TAIWAN: After 2 Years of Tsai, Voters Shun Partisan Politics

Data suggests Taiwan voters increasingly identify as non-partisan.

The News Lens
Date: 2018/05/25
By: Austin Horng-En Wang and Yeh-Lih Wang

Photo Credit: CC by Studio Incendo/Flickr

In the past two years, one of the most important phenomenon in Taiwan politics is the emergence of non-partisans. For the first time since democratization, more than half of Taiwanese voters do not support any party in Taiwan.

This dramatic change may attribute to the electoral reform in 2005 as well as President Tsai Ing-wen (蔡英文)’s performance. The shift will undoubtedly impact on the major parties’ intraparty politics and strategic choices. However, what these non-partisans want and where they are from remains unclear.

To begin with, the figure below shows the percentage of partisans and non-partisans in the past 10 waves of the Taiwan National Security Survey (TNSS) from 2002 to 2017. TNSS is a representative telephone survey sponsored by Duke University and conducted by National Chengchi University. After Tsai won the presidency in early 2016, the proportion of non-partisans in Taiwan reached an historic high of 48 percent. In late 2017, the record was broken again, breaking 51 percent, representing a doubling of the proportion of non-partisans in Taiwan since 2011. Today, more than half of Taiwanese people do not attach to any party in Taiwan, according to the survey.

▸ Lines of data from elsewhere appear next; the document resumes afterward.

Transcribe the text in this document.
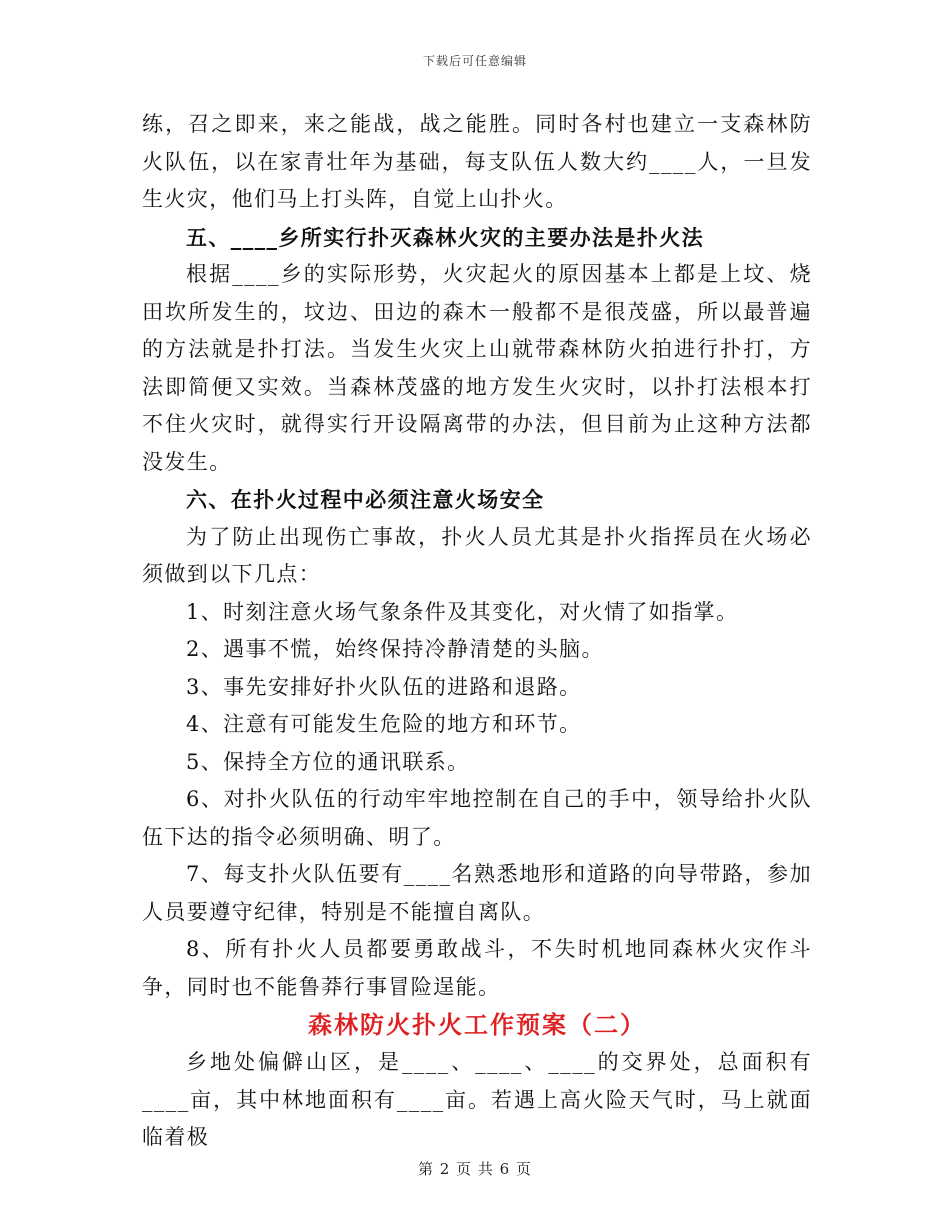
下载后可任意编辑

练，召之即来，来之能战，战之能胜。同时各村也建立一支森林防火队伍，以在家青壮年为基础，每支队伍人数大约____人，一旦发生火灾，他们马上打头阵，自觉上山扑火。

五、____乡所实行扑灭森林火灾的主要办法是扑火法

根据____乡的实际形势，火灾起火的原因基本上都是上坟、烧田坎所发生的，坟边、田边的森木一般都不是很茂盛，所以最普遍的方法就是扑打法。当发生火灾上山就带森林防火拍进行扑打，方法即简便又实效。当森林茂盛的地方发生火灾时，以扑打法根本打不住火灾时，就得实行开设隔离带的办法，但目前为止这种方法都没发生。

六、在扑火过程中必须注意火场安全

为了防止出现伤亡事故，扑火人员尤其是扑火指挥员在火场必须做到以下几点：

1、时刻注意火场气象条件及其变化，对火情了如指掌。

2、遇事不慌，始终保持冷静清楚的头脑。

3、事先安排好扑火队伍的进路和退路。

4、注意有可能发生危险的地方和环节。

5、保持全方位的通讯联系。

6、对扑火队伍的行动牢牢地控制在自己的手中，领导给扑火队伍下达的指令必须明确、明了。

7、每支扑火队伍要有____名熟悉地形和道路的向导带路，参加人员要遵守纪律，特别是不能擅自离队。

8、所有扑火人员都要勇敢战斗，不失时机地同森林火灾作斗争，同时也不能鲁莽行事冒险逞能。

森林防火扑火工作预案（二）

乡地处偏僻山区，是____、____、____的交界处，总面积有____亩，其中林地面积有____亩。若遇上高火险天气时，马上就面临着极

第 2 页 共 6 页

Who are these non-partisans? Analysis of TNSS 2017 fails to reveal any unique characteristics among them. Applying the chi-squared test shows that non-partisans share the same socio-demographic background as partisans across age, gender, race, level of education, language usage, and residency. Besides, Taipei City does not have a higher proportion of non-partisans than other municipal areas or counties. The decline of partisanship has become a general trend among all Taiwanese people.